California Foreclosure Mediation

Famly law, appeals, elder abuse, civil litigation

Assembly Bill 1639, the California Foreclosure Mediation bill would establish the Facilitated Mortgage Workout (FMW) program. Through it, lenders are required to meet with borrowers to develop a modification plan before foreclosure. The loan must have originated before Jan. 1, 2009, and the home must be occupied by the borrower as a principal residence. The principal balance on the mortgage cannot exceed $729,750.

California also passed Senate Bill (SB) 1275, which requires mortgage servicers to notify borrowers of a right to seek options that would avoid foreclosure and attach an application for a loan modification or other alternatives before issuing a notice of default (NOD). Also before filing an NOD, servicers must evaluate a borrower who submits a written request for a loan modification. For those denied one, a separate letter must be mailed to the borrower informing them of the denial and reasons why.

“This legislation sends a strong message to the banking and mortgage industry — that business as usual is not working. We will force the industry to do more to help struggling California families facing foreclosure,” Nava said. “This legislation will require face to face meetings between homeowners and their lenders—so that a mutually acceptable plan can be implemented that keeps families in their home.”

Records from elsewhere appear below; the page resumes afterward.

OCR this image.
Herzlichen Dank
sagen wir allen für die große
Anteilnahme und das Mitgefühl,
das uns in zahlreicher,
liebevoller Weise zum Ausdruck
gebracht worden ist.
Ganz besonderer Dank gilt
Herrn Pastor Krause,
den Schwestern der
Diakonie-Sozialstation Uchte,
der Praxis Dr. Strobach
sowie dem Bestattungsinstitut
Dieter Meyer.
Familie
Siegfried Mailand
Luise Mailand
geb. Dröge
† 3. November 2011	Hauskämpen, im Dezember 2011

Like Nevada’s Foreclosure Mediation Law AB 149, the California bill also requires lenders to include information regarding the program with the notice of default. The borrower must return a form to the administrator of the program requesting a mediation within 30 calendar days of receiving the notice of default and must send other information with 15 days of the request.

Unlike Nevada’s program, in California, borrowers must deposit with the administrator of the program 50% of the current mortgage payment each month while he or she participates in the FMW program.